Academic background
- Alma mater: School of International and Public Affairs, Columbia University (SIPA) New York University

Academic work
- Discipline: Chief economist Macroeconomics Financial forecasting
- Institutions: Economist Intelligence Unit
- Notable ideas: "Covid's economic reset: making the quixotic quotidian"
- Website: EIU/ConstanceHunter;

= Constance Hunter =

American economist

Constance Hunter is an American economist. She is a former principal and chief economist at KPMG, and has served as president of the National Association for Business Economics (NABE). A member of several think tanks, including the Council on Foreign Relations, she is among the first economists to forecast various historic economic events, including the 2001 dot-com bubble, the 2007–2008 mortgage and credit crisis, and the economic impact of the COVID-19 pandemic.

==Education==
She attended New York University, receiving a bachelor's degree in Economics and Sociology, then earned a master's degree from the School of International and Public Affairs, Columbia University (SIPA). She also holds a Certified Business Economist (CBE) designation.

==Career==
Since the 1990s, she has held various upper-level asset management positions, serving as chief investment officer (CIO) or chief economist for over a decade prior to joining KPMG. She began her career in 1994, as an economist on foreign exchange at Chase Manhattan Bank, was subsequently a portfolio manager for Firebird Management, which invested hedge funds in countries formerly of the Soviet Union. She was chief economist at Galtere Ltd.; then managing director and chief economist at Aladdin Capital Management. In 2011, she became deputy CIO at Axa Investment Managers, with over $500 billion in managed assets. That year, she was an early forecaster of the recovery of U.S. housing markets. Hunter became known for accurately forecasting major economic events. the dot-com bubble burst of 2001; the subprime mortgage crisis that contributed to the subsequent 2008 financial crisis; low bond yields concurrent with U.S. housing market recovery, from 2012; and the effects of the COVID-19 pandemic on U.S. and international economies. She often appears as an economic commentator for broadcast media.

===KPMG===
In 2013, she was appointed chief economist of KPMG, where she was responsible for macroeconomic analysis and economic forecasting. A former principal of the firm, she joined its strategy leadership team in 2020, and the advisory board of its pension committee. A year after the U.S. imposed new tariffs on its trading partners, in 2018, Hunter stated that the result was that the higher tariffs were disruptive to the business environment. The following year, The Wall Street Journal noted Hunter among the first economists to officially forecast Federal Reserve rate cuts and economic recession for 2019. She was also one of the first economists to begin forecasting the extensive economic impacts of COVID-19 on the U.S., noting a March 2020 start to economic recession, emerging obstacles, such as job loss and decreased consumer consumption; mask wearing resistance; virus variants; political uncertainty; and recovery, through such as federal rate changes and social shifts, as well as the pandemic's effect on Chinese economies in February 2020. In early 2021, she forecast economic changes subsequent to societal adaptations due to the pandemic, outlined in the report, "Covid's economic reset: making the quixotic quotidian".

===AIG===
In early 2022, Hunter joined AIG as executive vice president, global head of strategy and environmental, social, and corporate governance (ESG). In the newly created role, her ESG responsibilities include supporting businesses as they navigate climate change, as well as meeting AIG's own net-zero by 2050 goal to match those of the Paris Agreement, and other commitments.

=== EIU ===
In September 2024, Hunter joined The Economist Intelligence Unit (EIU), the business information arm of The Economist Group as chief economist.

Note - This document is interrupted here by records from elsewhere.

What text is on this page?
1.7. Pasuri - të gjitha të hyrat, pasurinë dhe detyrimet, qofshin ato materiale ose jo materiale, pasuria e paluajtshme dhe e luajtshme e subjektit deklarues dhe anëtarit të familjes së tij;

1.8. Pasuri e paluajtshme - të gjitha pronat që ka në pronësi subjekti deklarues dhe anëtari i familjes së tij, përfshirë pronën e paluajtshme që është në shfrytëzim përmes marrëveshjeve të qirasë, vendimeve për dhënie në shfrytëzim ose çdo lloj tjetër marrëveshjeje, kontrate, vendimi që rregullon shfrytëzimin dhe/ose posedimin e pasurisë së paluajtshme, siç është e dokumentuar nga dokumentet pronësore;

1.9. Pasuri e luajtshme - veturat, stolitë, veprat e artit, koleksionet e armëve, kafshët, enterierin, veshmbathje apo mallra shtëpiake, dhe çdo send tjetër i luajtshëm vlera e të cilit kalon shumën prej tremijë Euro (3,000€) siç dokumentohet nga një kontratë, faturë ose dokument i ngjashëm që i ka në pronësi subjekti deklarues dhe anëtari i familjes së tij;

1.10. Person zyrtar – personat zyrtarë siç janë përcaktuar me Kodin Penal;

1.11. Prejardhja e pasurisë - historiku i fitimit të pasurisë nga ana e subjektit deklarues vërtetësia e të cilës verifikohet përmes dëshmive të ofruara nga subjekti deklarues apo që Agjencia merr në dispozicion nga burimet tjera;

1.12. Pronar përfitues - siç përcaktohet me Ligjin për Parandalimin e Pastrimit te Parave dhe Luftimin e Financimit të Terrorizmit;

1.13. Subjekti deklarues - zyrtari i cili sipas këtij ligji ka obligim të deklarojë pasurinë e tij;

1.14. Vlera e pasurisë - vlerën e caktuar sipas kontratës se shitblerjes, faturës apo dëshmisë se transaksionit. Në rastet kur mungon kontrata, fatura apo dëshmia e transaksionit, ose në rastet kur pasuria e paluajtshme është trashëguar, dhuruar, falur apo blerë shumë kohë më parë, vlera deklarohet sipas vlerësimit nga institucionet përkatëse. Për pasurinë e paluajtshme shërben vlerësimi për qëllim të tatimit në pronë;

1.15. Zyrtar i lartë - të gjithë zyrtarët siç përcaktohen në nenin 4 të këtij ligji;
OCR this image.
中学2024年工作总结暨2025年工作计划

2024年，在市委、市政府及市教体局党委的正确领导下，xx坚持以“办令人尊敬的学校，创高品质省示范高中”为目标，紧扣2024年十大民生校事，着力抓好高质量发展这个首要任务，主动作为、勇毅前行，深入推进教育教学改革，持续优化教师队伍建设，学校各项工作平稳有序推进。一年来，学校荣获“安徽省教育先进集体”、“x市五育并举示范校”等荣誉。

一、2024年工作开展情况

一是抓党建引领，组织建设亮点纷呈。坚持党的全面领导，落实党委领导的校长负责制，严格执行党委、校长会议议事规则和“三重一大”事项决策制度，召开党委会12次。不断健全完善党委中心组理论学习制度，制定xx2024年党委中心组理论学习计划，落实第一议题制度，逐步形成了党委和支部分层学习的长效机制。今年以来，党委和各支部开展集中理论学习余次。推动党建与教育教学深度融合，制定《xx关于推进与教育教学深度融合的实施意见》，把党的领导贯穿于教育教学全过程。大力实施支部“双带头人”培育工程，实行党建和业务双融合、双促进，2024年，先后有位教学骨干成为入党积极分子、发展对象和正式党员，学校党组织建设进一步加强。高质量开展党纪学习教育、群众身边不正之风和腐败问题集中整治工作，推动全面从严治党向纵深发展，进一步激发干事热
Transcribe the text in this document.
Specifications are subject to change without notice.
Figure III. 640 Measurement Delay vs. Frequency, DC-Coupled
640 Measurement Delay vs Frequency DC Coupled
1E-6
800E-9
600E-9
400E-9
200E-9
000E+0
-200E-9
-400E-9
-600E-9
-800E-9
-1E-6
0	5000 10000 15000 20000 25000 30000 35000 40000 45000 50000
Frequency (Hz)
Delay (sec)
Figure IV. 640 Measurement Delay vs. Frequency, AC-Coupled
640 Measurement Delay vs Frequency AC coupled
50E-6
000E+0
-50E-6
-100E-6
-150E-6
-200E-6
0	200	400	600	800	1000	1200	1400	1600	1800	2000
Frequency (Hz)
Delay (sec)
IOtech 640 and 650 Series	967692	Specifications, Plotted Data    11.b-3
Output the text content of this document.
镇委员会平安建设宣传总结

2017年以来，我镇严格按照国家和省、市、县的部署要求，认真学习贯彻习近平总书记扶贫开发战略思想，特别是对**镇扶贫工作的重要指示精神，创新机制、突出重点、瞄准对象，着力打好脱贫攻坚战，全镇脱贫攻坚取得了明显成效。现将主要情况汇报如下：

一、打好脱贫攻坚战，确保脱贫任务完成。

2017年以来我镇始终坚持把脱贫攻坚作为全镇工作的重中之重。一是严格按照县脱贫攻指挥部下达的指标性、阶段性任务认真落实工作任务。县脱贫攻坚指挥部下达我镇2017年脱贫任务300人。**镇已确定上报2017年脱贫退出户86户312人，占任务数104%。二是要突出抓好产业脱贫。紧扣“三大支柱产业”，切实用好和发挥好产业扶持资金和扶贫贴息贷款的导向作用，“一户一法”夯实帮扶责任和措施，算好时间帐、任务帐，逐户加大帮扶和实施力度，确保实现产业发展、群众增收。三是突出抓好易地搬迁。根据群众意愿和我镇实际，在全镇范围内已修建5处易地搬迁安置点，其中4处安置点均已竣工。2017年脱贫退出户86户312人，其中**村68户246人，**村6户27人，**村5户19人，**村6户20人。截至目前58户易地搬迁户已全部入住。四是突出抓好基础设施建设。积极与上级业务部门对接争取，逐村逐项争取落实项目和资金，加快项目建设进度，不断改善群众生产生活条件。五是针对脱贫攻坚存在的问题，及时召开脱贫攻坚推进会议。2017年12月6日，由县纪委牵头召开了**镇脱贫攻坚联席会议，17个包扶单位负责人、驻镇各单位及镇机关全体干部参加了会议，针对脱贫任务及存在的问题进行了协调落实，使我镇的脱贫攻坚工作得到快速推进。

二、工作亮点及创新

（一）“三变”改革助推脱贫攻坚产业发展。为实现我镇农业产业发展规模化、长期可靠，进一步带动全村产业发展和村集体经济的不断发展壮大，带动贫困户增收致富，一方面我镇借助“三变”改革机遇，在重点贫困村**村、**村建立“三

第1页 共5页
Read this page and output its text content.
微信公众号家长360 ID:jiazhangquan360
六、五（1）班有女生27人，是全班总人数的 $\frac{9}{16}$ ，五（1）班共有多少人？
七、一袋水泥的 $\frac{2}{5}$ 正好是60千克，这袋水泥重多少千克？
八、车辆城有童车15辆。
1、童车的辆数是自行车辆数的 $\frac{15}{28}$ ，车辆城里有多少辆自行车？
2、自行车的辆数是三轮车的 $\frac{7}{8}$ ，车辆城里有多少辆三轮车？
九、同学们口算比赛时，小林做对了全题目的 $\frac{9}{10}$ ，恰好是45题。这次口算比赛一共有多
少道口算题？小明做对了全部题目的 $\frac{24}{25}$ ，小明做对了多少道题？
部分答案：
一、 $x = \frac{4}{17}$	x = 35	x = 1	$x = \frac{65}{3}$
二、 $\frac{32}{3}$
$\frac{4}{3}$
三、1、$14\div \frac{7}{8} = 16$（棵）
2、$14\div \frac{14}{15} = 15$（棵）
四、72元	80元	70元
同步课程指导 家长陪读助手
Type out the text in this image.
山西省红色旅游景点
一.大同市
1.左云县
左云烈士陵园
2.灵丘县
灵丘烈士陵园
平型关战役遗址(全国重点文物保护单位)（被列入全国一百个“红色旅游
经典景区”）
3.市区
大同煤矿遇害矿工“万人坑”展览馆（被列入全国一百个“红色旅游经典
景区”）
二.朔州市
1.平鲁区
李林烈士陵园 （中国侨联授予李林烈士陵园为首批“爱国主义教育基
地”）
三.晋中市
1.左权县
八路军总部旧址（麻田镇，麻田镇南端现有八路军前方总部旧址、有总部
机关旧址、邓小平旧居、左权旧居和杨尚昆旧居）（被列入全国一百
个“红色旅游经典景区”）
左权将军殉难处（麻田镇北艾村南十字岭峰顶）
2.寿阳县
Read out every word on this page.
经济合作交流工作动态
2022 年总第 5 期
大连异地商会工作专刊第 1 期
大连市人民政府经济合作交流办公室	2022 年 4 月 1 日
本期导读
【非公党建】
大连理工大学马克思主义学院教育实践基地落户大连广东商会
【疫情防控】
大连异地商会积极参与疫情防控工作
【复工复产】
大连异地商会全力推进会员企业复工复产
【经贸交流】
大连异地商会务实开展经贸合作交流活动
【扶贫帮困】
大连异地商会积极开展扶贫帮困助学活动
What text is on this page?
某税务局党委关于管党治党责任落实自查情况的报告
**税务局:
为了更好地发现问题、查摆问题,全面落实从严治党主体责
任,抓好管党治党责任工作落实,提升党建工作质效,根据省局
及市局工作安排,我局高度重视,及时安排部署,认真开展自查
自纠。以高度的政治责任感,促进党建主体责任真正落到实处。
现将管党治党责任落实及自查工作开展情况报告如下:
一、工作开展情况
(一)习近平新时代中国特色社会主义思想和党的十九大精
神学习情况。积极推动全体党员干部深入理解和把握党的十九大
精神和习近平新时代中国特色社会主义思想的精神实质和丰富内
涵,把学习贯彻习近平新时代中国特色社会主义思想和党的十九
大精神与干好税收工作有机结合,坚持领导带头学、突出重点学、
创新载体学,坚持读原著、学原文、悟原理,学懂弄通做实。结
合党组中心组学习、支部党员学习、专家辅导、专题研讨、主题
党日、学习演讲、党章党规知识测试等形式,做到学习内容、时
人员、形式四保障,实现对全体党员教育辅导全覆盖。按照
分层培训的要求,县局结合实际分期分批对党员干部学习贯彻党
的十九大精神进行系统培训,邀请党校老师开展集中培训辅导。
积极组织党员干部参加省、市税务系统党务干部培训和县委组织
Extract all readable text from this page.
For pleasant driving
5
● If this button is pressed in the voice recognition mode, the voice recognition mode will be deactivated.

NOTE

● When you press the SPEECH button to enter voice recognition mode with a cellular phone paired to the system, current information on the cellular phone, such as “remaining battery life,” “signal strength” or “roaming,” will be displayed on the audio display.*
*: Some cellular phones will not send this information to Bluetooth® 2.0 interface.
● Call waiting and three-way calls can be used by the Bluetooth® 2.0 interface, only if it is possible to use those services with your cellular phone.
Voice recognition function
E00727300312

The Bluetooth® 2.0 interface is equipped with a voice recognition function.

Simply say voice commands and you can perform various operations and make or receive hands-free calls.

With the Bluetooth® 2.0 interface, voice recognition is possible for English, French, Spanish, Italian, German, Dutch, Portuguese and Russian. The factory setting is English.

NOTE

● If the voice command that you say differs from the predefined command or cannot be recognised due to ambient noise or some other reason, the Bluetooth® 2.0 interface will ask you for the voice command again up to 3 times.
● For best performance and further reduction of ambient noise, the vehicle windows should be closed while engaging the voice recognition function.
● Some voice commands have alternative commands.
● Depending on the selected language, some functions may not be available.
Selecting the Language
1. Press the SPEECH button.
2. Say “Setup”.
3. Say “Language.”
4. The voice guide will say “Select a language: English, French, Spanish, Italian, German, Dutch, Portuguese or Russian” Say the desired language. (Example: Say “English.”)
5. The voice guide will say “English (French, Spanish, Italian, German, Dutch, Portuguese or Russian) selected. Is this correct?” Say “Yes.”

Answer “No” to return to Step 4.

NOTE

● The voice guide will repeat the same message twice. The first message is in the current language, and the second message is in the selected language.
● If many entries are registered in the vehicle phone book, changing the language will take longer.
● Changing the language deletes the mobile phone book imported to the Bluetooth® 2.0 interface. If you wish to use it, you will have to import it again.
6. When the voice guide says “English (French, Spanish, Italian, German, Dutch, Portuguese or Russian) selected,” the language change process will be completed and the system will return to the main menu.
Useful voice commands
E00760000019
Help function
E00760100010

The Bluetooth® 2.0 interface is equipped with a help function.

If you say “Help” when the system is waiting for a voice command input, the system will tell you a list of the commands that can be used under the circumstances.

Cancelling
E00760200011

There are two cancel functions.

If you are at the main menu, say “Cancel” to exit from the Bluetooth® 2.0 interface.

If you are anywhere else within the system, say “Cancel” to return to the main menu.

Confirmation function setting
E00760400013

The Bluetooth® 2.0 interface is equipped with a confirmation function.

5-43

==Boards and associations==
Hunter is a member of the Council on Foreign Relations, She served as president of the National Association for Business Economics for 2019 to 2020, and is a NABE Fellow and board member, where her focus is diversity and inclusion. She serves on the board of NPO GallopNYC and is a member of various economic associations, including the New York Association of Business Economics, Money Marketeers and 100 Women in Finance. Hunter also serves on the advisory board of Social Impact Capital, and the board of the National Bureau of Economic Research.